La quarta edizione di ART STOP Monti, a cura di Nufactory, è stata avviata lo scorso 23 ottobre e si concluderà il 31 dicembre 2021. Il progetto, in collaborazione con ATAC, è finalizzato alla riqualificazione della stazione Cavour della Metro B di Roma, con il coinvolgimento di professionisti nel campo delle arti, della grafica, del design e della comunicazione. Per questa edizione sono stati selezionati Leonardo Crudi, Er Pinto, Lucrezia Di Canio, Michela Picchi, Guerrilla Spam, Fontanesi. Fino all’8 novembre, sarà possibile ammirare l’opera site specific dell’artista e poeta romano Er Pinto.

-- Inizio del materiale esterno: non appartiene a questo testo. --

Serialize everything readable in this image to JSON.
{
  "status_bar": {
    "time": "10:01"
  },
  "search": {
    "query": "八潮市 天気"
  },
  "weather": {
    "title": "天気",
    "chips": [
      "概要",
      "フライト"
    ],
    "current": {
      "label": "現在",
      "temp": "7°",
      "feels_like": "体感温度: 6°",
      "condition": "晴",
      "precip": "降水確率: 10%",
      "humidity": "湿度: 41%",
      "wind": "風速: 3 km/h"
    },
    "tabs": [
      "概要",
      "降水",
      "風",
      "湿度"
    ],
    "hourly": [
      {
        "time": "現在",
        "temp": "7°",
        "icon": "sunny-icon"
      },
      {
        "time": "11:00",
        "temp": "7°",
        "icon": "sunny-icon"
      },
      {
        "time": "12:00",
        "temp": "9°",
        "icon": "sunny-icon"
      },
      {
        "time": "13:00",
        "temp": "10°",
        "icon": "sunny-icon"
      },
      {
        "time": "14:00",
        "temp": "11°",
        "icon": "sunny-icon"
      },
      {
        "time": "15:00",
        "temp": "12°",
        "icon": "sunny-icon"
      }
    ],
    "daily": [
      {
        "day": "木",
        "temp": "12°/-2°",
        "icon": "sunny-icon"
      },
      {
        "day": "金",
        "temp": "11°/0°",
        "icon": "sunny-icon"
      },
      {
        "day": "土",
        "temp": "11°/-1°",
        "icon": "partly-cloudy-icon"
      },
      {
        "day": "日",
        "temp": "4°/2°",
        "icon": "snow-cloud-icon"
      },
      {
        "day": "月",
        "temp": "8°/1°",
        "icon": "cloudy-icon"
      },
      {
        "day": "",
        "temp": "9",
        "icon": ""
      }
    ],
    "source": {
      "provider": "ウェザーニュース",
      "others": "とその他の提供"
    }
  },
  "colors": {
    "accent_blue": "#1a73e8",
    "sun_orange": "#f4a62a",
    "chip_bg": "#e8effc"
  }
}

Il titolo di questa edizione è TOGETHER. L’intento è quello di riflettere in maniera corale sulla costruzione di un nuovo mondo, proiettato nel futuro ma che parta dalle suggestioni del presente, «Una rivoluzione che (ri)parta dal valore della solidarietà e dalla fratellanza: per riscoprire la forza e la gioia del condividere realmente il mondo e (ri)trovarsi insieme, senza nessuna forma di esclusione», come leggiamo dal comunicato stampa dell’evento.

Leonardo Crudi X ART STOP

Il ricco programma di ART STOP

Il variegato programma di ART STOP non si limita alle sole opere d’arte ma comprende anche talk di approfondimento e concerti che animeranno la stazione metro che affaccia su Piazza della Suburra, luogo di passaggio e di espressione artistica ma anche di aggregazione e riflessione, situato proprio nel cuore della città. Ogni dieci giorni si succederanno i lavori dei sei artisti selezionati. Ogni artista realizzerà un progetto per entrambi i cartelloni presenti nelle stazioni

Tra le opere più suggestive, di questa edizione, vi è quella monumentale dell’artista romano Leonardo Crudi (che abbiamo recentemente intervistato). L’opera è pensata e realizzata sulla terrazza con affaccio su Piazza della Suburra. Si tratta di una versione contemporanea dell’Uomo vitruviano che intende la figura umana come centro del mondo e misura di tutte le cose. Crudi partecipa inoltre alle due opere temporanee esposte nei billboards e nella parte verticale della terrazza e alla suggestiva campagna fondata da Laleh Osmany, attivista per i diritti delle donne. La campagna intitolata #whereismyname è nata per cambiare l’antica usanza di identificare ufficialmente le donne afghane con i nomi dei loro padri o mariti, ma chiedendo invece di usare i propri nomi. Volti di donne ingranati nei tratti geometrici tipici dell’artista ci guardano chiedendo a gran voce dove sia il loro nome.

I cinque talk pensati da ART STOP saranno invece fruibili sui canali social e verranno moderati da Matteo Corradini, sceneggiatore, attore e fondatore del progetto The Pills. Un dialogo generazionale sul valore della creatività nella crescita culturale e civica della città di Roma.

Per il primo anno inoltre ART STOP accoglierà nel quartiere Monti una giornata tutta dedicata alla musica, suddivisa in due performance e in partnership con Visioni Parallele, già produttori delle esperienze Manifesto ed Errore Digitale.